Le Dr Antoine Yrondi est responsable du Centre Expert Dépression résistante du CHU de Toulouse. Premier auteur de l’article sur les liens entre la maltraitance infantile et le pronostic de la dépression, porté par les 13 Centres Experts dépression, il nous apporte ses éclairages.
Pourquoi étudier la maltraitance infantile ?
Nous savons que le trouble dépressif majeur dépend de différents facteurs environnementaux et biologiques.
De nombreux travaux ont démontré qu’un stress précoce et des expériences traumatisantes, surtout pendant l’enfance, sont très fréquemment associés à des psychopathologies à l’âge adulte.
C’est particulièrement vrai dans le trouble dépressif majeur : plus de 50 % des patients ont subi au moins un mauvais traitement pendant l’enfance.
Quelle est l’originalité de cette étude ?
Il a déjà été établi que la maltraitance infantile chez les patients souffrant de dépression est associée à une évolution clinique défavorable, à la présence de caractéristiques de psychose et à des taux plus élevés de tentatives de suicide.
Dans cette étude, nous avons porté notre attention sur l’impact de la maltraitance infantile sur la résistance au traitement.
Comment avez-vous procédé ?
Au sein de la cohorte de patients suivis dans les 13 Centres Experts FondaMental dédiés à la dépression résistante, nous avons étudié les liens entre la maltraitance infantile, la gravité des symptômes dépressifs et la rémission des symptômes sur un an.
Sur 256 patients ayant renseigné le questionnaire de maltraitance infantile entre 2012 et 2019, 135 d’entre eux ont été suivis pendant un an.
Quels résultats avez-vous observé ?
Nos résultats suggèrent un lien entre la maltraitance infantile (surtout physique et sexuelle) et l’évolution péjorative dans la dépression résistante.

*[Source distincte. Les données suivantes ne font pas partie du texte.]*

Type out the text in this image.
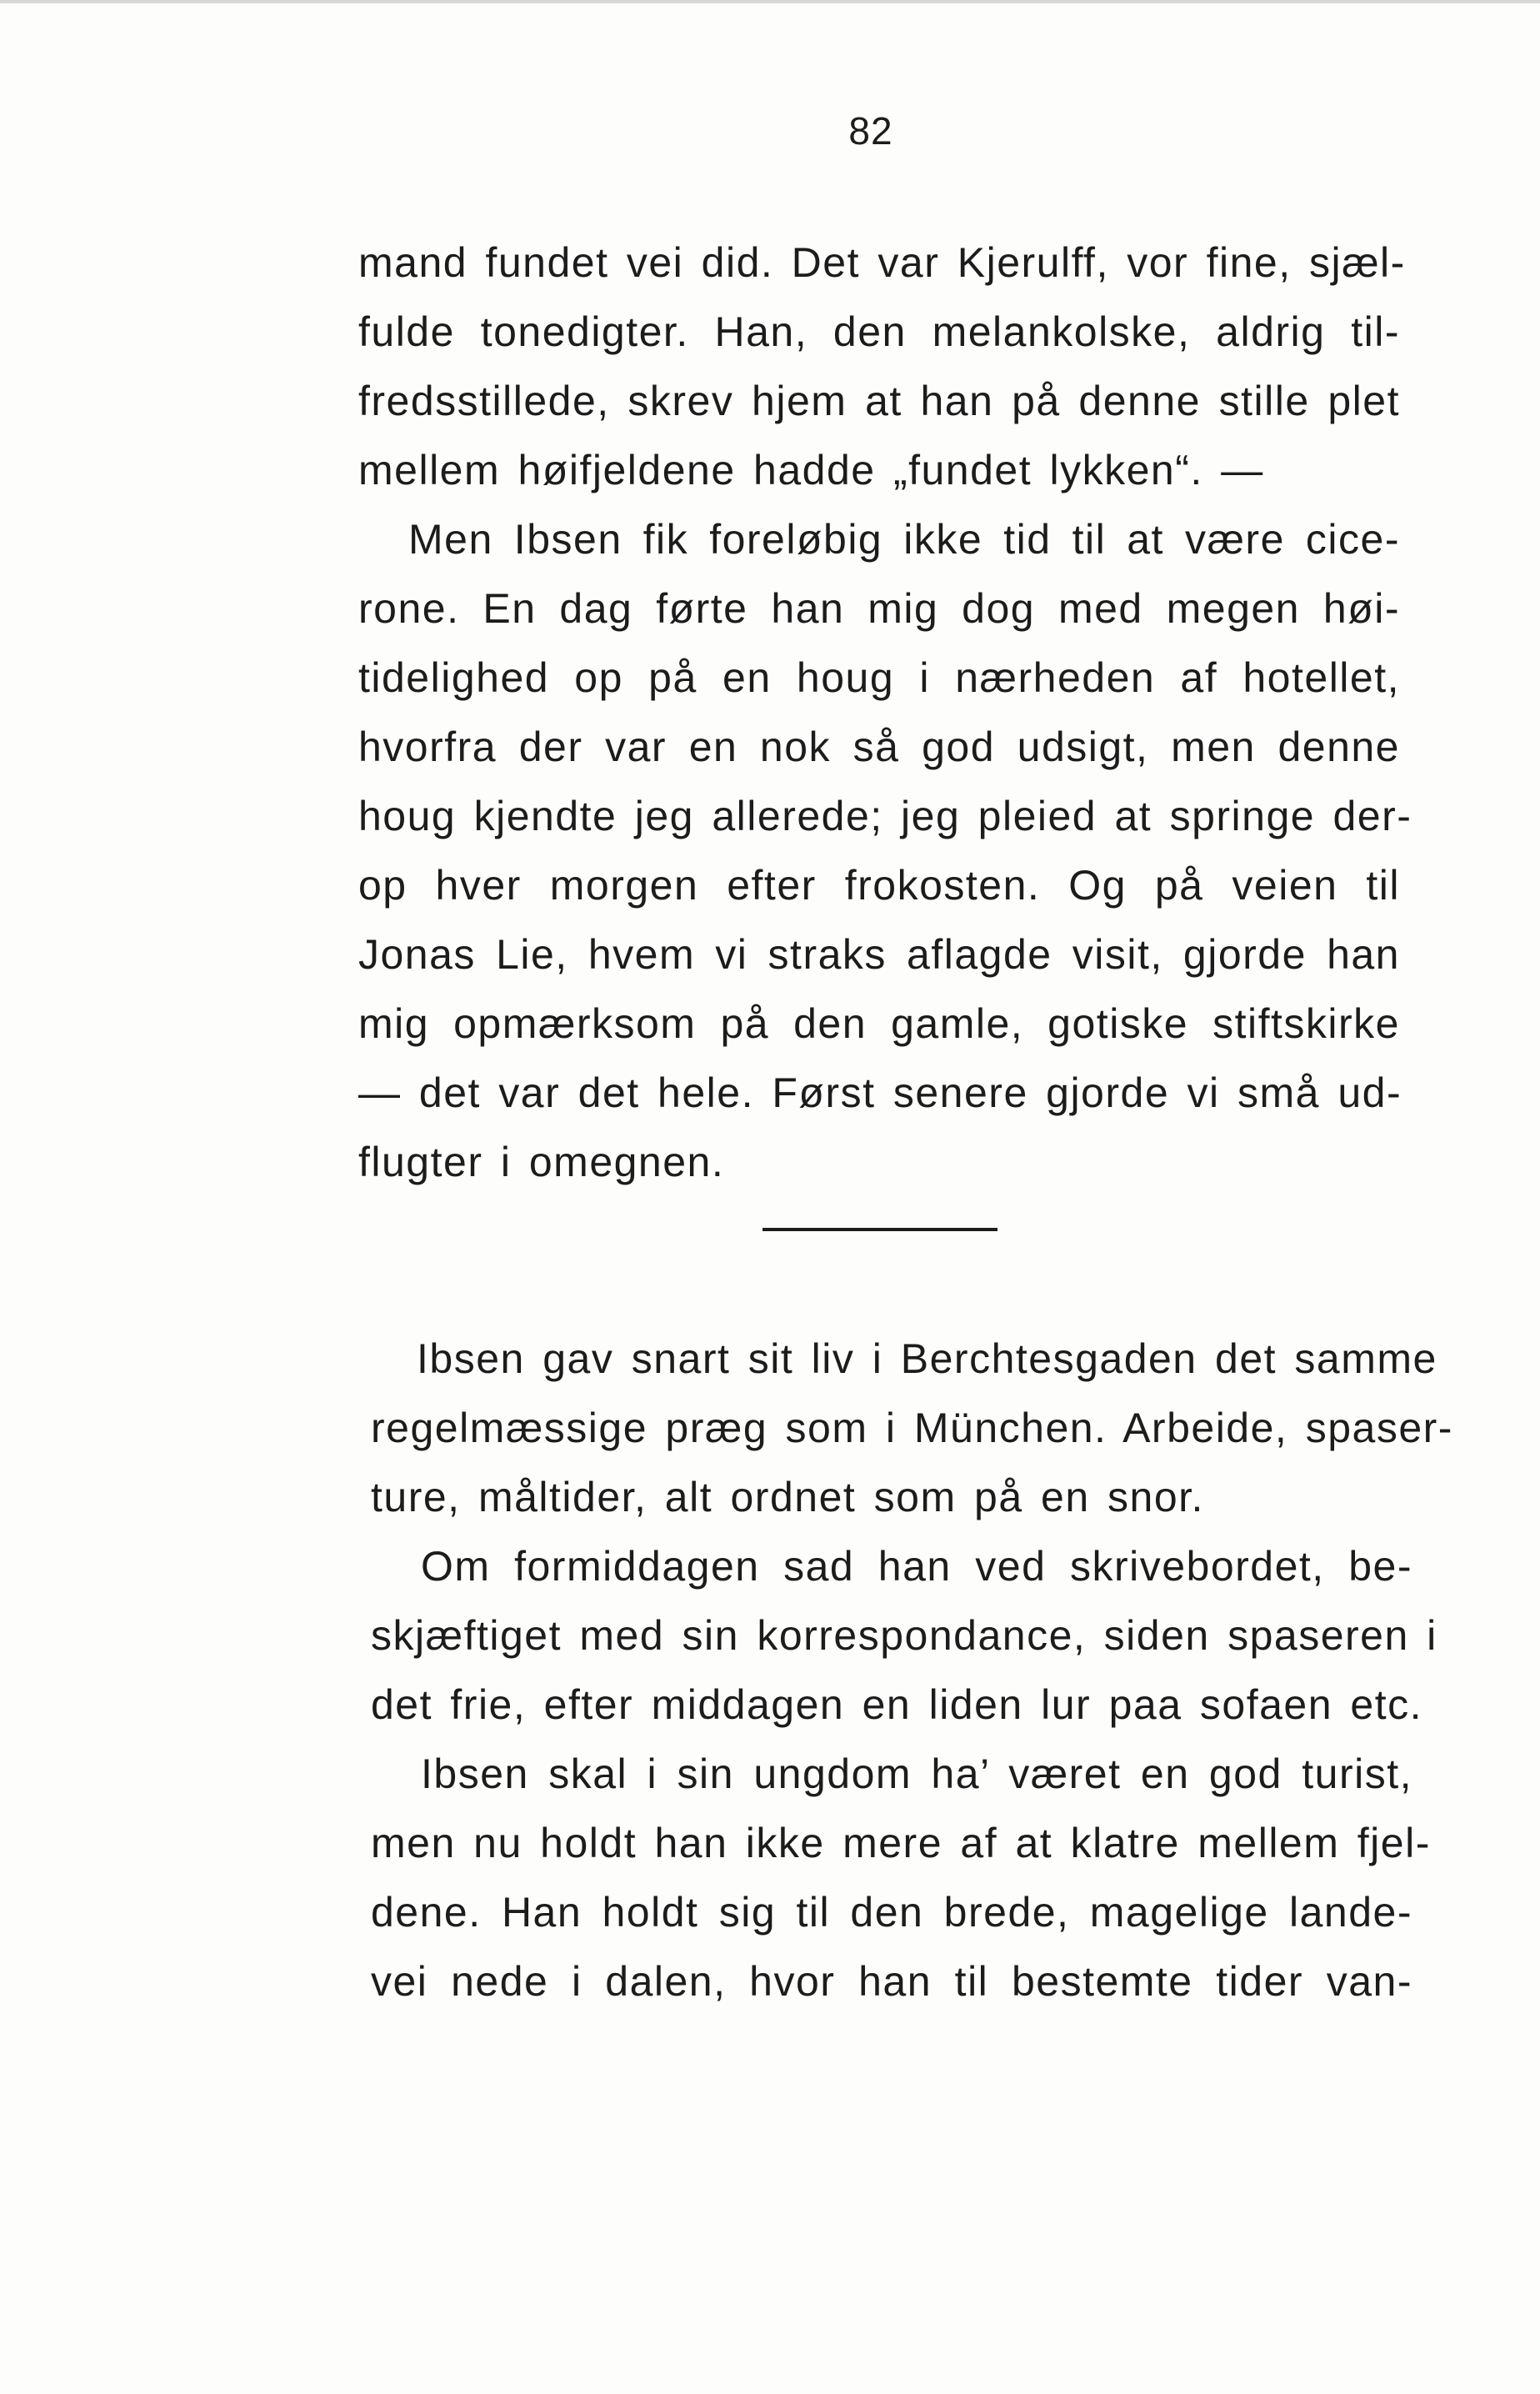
82
mand fundet vei did. Det var Kjerulff, vor fine, sjæl-
fulde tonedigter. Han, den melankolske, aldrig til-
fredsstillede, skrev hjem at han på denne stille plet
mellem høifjeldene hadde „fundet lykken“. —
Men Ibsen fik foreløbig ikke tid til at være cice-
rone. En dag førte han mig dog med megen høi-
tidelighed op på en houg i nærheden af hotellet,
hvorfra der var en nok så god udsigt, men denne
houg kjendte jeg allerede; jeg pleied at springe der-
op hver morgen efter frokosten. Og på veien til
Jonas Lie, hvem vi straks aflagde visit, gjorde han
mig opmærksom på den gamle, gotiske stiftskirke
— det var det hele. Først senere gjorde vi små ud-
flugter i omegnen.
Ibsen gav snart sit liv i Berchtesgaden det samme
regelmæssige præg som i München. Arbeide, spaser-
ture, måltider, alt ordnet som på en snor.
Om formiddagen sad han ved skrivebordet, be-
skjæftiget med sin korrespondance, siden spaseren i
det frie, efter middagen en liden lur paa sofaen etc.
Ibsen skal i sin ungdom ha’ været en god turist,
men nu holdt han ikke mere af at klatre mellem fjel-
dene. Han holdt sig til den brede, magelige lande-
vei nede i dalen, hvor han til bestemte tider van-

On ne peut toutefois pas parler d’association claire. En effet, après un suivi d’un an, aucune différence significative n’a été mise en évidence entre le score de maltraitance infantile et la réponse au traitement.
Cependant, en cas de rémission, le score de maltraitance était moins important (pour chaque augmentation d’un point du score de maltraitance, le risque de rechute est de 1,03).
Comment expliquez-vous ces résultats ?
L’hypothèse la plus sérieuse met en cause une activation du système immuno-inflammatoire, déjà connue chez les patients souffrant de dépression résistante au traitement.
Certaines études ont d’ailleurs montré que la maltraitance infantile augmente l’inflammation à l’âge adulte. Cet état inflammatoire chronique influence négativement les monoamines, véritables cibles thérapeutiques de certains antidépresseurs, et contribuerait ainsi à la résistance au traitement.
Quelles sont les perspectives ?
Elles sont de deux ordres :
- En termes thérapeutiques, l’histoire du patient est importante pour adapter au mieux la prise en charge sur le long terme.
- En matière de recherche, il nous faut poursuivre l’effort. Il nous faudrait mener la même étude en prenant en compte un suivi dans le temps plus long.
Les travaux sur le rôle de l’inflammation dans la dépression doivent continuer et des pistes prometteuses émergent également sur les liens entre les fonctions cognitives et le pronostic.